There were also 13,355 persons from Africa who were brought under indentured conditions by British ships that intercepted slave ships, and some were recruited as indentured labourers. They, too, should be remembered. While the Portuguese and the Chinese generally left the plantations immediately after their indentureship ended to open shops – especially rum shops – the indentured labourers from the West Indies, mostly from Barbados, and Africa generally remained on the sugar estates. My grandfather (Aja) mentioned the “Bajan Quarters” that were aback the logies of “Letter A” at Uitvlugt, WCD, and he could remember the names of some of their descendants who still live in the Casbah section of our village.
I mention this because it is important to remember that it will not only be the descendants of Indian indentured labourers who would be affected by the mass closures of sugar estates, as announced by the Government.
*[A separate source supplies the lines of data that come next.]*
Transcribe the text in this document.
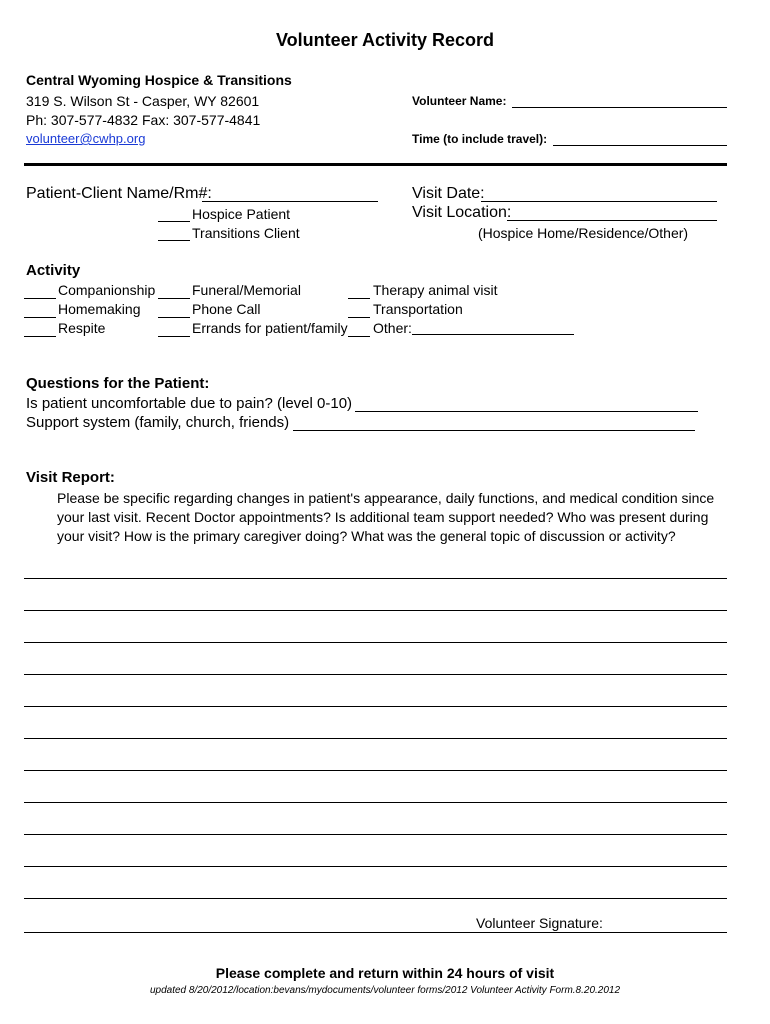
Volunteer Activity Record
Central Wyoming Hospice & Transitions
319 S. Wilson St - Casper, WY 82601
Ph: 307-577-4832 Fax: 307-577-4841
volunteer@cwhp.org
Volunteer Name:
Time (to include travel):
Patient-Client Name/Rm#:
Hospice Patient
Transitions Client
Visit Date:
Visit Location:
(Hospice Home/Residence/Other)
Activity
Companionship
Homemaking
Respite
Funeral/Memorial
Phone Call
Errands for patient/family
Therapy animal visit
Transportation
Other:
Questions for the Patient:
Is patient uncomfortable due to pain? (level 0-10)
Support system (family, church, friends)
Visit Report:
Please be specific regarding changes in patient's appearance, daily functions, and medical condition since your last visit. Recent Doctor appointments? Is additional team support needed? Who was present during your visit? How is the primary caregiver doing? What was the general topic of discussion or activity?
Volunteer Signature:
Please complete and return within 24 hours of visit
updated 8/20/2012/location:bevans/mydocuments/volunteer forms/2012 Volunteer Activity Form.8.20.2012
I spent the last six weeks in Guyana — four of them at the GHPC — but managed to travel around Guyana, as my family members are wont to do whenever we have holidays. From Demerara, where I live, to Berbice, where I spent a long weekend, most affected persons expect great hardships to occur in the coming years. As I listened to people talk (mostly to my dad, I must confess), I was struck by the similarities from the situation after the abolition of slavery I had read about in my textbooks on WI History. England had decided to move to “free trade” then — for her own benefit — and remove the tariffs that gave WI sugar an advantage. The price of sugar also fell, and the local planters found themselves between a rock and a hard place. Many of them abandoned their plantations; some sold them to freed Africans, but the majority cut wages, which the freed Africans refused because there was land they could farm, or move into the towns and interior.
Only the indentured labourers would accept the low wages for field work. In Barbados and the small islands, there was no alternative employment, and low wages also prevailed there. In India, millions has been displaced and suffered famines. Those freed Africans who remained on the plantations usually received higher wages because they could perform the skilled tasks in the factories or the distilleries etc.
Now that the price for sugar has been cut by Europe and the factories will be closed, the thousands who will now be out of jobs will have to take whatever wages are offered them as in the period of indentureship. Since there aren’t many jobs opening up, some will seek to emigrate, as the Bajans did back in the 19th century, or our own Guyanese did after the 1980s. But Suriname, Venezuela, Trinidad, St Kitts — and even the US under President Trump — will not be as welcoming.
When economic conditions are harsh, it always falls on the women to ensure families survive, as was the case during indentureship and during the 1980s. Some were forced to make desperate choices. We will have to stand together with sugar workers in the days ahead. They are literally our sisters and brothers; and yes, we are their “keepers”.